水魔女と水龍 1
「……で、まずはどの魔女に会いに行くんだ?」
「う~ん。そうねぇ。まぁ、今日いきなりっていうのもさすがに不味いと思うから……まずは一番近くにいる魔女に許可を貰うべきじゃないかしらねぇ」
そういってアニマはチラリとフォルリの方に顔を向ける。
「……なるほど。確かに、私、一番近い魔女」
そういってフォルリはアニマの方を見てから、俺の方を見た。
「え、えっと……フォルリ。ホントにいいのか?」
さすがの俺も、いきなりのことにあまり対応できていなかった。
俺がそう訊くと、フォルリはニッコリとぎこちなく微笑んだ。
「問題、ない。私は、タイラーに魔法使いとしての資格、十分にあると考える」
フォルリにそういって貰って俺は思わず安心してしまった。
でも、むしろ魔法使いなんて別になりたくもないのに、許可なんて貰ってしまうのはよく考えれば良くないことだったのかもしれないが……フォルリがいいと言ってくれるのだし、良しとするべきである。
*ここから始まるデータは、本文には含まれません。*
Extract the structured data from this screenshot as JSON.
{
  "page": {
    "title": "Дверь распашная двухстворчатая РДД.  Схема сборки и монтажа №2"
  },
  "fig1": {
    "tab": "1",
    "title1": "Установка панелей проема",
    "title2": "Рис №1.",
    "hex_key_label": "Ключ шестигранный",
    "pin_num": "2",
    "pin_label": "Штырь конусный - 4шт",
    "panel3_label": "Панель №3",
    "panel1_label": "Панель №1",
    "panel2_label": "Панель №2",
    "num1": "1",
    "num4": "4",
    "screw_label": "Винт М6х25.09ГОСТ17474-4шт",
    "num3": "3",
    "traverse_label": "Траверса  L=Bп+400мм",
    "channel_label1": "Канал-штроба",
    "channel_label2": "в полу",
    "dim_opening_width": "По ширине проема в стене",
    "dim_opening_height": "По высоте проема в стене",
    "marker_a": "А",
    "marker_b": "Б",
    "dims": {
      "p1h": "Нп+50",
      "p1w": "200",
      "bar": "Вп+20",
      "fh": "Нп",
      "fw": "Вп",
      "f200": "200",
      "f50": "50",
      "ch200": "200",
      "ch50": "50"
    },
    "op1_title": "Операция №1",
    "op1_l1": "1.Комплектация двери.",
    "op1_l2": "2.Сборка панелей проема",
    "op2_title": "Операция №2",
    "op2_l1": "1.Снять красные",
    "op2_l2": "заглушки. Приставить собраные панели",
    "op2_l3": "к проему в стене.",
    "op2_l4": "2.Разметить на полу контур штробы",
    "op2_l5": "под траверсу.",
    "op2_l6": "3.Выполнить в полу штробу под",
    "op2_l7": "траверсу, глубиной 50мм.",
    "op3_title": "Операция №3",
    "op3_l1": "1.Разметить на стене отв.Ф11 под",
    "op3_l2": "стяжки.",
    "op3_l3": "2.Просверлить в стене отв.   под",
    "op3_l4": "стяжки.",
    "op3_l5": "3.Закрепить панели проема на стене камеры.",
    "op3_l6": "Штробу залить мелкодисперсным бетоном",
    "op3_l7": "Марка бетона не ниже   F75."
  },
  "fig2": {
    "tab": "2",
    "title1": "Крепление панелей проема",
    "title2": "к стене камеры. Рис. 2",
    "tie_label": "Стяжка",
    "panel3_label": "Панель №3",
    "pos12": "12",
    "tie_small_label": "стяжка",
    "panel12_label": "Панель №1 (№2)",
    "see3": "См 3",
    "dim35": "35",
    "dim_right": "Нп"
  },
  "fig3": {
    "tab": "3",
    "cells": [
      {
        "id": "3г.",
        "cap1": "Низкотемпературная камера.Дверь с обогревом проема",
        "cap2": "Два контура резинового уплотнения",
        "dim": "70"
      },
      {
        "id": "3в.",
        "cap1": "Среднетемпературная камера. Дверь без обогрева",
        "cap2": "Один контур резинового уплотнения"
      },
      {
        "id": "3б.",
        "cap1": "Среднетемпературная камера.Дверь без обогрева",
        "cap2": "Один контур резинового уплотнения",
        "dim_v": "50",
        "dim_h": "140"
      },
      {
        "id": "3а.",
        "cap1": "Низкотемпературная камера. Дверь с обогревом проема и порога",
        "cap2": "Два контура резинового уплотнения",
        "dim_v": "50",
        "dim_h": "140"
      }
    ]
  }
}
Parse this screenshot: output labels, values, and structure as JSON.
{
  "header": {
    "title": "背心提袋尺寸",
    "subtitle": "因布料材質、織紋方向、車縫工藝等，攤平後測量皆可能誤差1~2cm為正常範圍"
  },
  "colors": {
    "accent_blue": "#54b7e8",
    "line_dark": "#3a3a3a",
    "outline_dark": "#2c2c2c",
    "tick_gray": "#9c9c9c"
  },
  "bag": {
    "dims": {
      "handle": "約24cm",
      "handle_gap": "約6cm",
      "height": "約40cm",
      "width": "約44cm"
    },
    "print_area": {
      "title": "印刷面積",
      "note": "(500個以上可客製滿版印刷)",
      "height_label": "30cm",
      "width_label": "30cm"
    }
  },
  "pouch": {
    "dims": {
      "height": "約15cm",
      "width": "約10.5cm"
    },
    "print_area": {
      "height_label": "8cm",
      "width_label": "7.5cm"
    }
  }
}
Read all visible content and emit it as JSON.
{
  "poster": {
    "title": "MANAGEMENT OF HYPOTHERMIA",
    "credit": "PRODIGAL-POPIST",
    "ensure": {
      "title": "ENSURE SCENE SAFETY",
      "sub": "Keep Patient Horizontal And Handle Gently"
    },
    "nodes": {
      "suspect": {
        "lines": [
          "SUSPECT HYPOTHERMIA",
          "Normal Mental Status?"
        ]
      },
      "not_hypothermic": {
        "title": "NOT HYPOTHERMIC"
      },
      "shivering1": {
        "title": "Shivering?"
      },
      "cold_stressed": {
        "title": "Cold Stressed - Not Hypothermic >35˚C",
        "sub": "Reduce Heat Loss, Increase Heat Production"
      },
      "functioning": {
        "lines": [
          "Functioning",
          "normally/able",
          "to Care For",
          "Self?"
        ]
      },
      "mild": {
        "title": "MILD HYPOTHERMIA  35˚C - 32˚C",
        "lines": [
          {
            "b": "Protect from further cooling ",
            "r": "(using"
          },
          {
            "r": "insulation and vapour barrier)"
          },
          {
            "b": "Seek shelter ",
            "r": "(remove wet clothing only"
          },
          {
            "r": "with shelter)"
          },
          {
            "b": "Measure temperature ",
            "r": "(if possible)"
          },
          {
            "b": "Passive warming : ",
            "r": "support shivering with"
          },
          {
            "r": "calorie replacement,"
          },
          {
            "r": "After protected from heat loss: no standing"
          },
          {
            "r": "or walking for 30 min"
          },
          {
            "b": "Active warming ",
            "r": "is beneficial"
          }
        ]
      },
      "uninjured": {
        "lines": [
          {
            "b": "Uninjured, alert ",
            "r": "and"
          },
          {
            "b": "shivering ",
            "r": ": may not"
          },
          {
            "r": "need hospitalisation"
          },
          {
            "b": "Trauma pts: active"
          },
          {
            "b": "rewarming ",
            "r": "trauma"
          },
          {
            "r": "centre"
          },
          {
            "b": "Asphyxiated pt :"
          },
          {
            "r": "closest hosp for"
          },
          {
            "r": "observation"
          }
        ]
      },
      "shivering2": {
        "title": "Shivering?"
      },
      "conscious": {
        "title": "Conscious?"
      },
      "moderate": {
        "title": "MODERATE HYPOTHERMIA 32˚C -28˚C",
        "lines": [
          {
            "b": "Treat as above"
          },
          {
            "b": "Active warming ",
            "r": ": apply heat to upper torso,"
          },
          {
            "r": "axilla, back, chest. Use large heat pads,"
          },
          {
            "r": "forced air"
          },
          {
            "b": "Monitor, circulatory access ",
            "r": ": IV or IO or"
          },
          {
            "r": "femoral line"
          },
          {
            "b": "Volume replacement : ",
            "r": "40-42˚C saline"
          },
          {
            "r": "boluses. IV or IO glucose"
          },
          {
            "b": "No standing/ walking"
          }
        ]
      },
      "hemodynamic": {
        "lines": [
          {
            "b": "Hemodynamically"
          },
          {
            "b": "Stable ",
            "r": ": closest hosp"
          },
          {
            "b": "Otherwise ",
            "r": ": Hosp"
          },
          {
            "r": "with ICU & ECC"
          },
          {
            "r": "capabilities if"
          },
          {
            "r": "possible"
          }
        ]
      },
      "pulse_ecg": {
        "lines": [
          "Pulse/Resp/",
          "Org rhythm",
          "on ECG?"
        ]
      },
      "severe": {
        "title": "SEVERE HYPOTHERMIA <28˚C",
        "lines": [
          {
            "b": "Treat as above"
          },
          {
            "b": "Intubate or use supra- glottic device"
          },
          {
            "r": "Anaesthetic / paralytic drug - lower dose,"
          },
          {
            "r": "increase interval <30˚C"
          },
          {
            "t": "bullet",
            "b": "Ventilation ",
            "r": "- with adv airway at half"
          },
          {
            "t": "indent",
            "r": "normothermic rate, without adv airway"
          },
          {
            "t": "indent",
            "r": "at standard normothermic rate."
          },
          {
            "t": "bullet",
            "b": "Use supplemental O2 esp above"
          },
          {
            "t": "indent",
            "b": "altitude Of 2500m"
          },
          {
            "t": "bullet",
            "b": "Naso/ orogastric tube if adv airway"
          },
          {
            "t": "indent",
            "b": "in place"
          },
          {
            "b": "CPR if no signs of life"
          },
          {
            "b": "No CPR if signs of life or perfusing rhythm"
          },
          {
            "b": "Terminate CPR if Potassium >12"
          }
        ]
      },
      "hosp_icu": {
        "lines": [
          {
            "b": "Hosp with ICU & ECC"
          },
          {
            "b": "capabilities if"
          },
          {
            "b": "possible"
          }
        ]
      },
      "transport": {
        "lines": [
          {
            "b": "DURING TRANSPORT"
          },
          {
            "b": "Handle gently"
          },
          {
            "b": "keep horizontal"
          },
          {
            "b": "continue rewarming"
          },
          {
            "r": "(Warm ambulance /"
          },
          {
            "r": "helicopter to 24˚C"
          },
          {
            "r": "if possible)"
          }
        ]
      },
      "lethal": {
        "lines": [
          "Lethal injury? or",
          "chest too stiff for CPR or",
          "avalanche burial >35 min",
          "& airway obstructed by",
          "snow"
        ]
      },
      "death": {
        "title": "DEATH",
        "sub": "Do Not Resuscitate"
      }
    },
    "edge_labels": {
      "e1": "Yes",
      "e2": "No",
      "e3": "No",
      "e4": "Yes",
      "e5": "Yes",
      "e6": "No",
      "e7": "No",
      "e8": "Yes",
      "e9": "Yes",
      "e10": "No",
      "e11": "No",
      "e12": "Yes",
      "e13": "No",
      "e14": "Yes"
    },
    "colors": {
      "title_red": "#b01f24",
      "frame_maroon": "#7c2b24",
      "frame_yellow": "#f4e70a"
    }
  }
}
「そう。じゃあ、フォルリ。タイラーに魔法使いとしての資格を与えるということで良いのね?」
「……待って。1つ、条件ある」
と、不意にフォルリがきっぱりとそう言った。アニマと俺は思わずフォルリの方を見てしまう。
「条件……何かしら?」
意外な発言に、アニマは怪訝そうな顔でフォルリを見た。
「……アニマ。なぜ、タイラーに魔法使いとしての資格を与えようとしている? それ、聞くこと、条件」
いつものフォルリとは違う、はっきりとした態度で、フォルリはアニマにそういったのだった。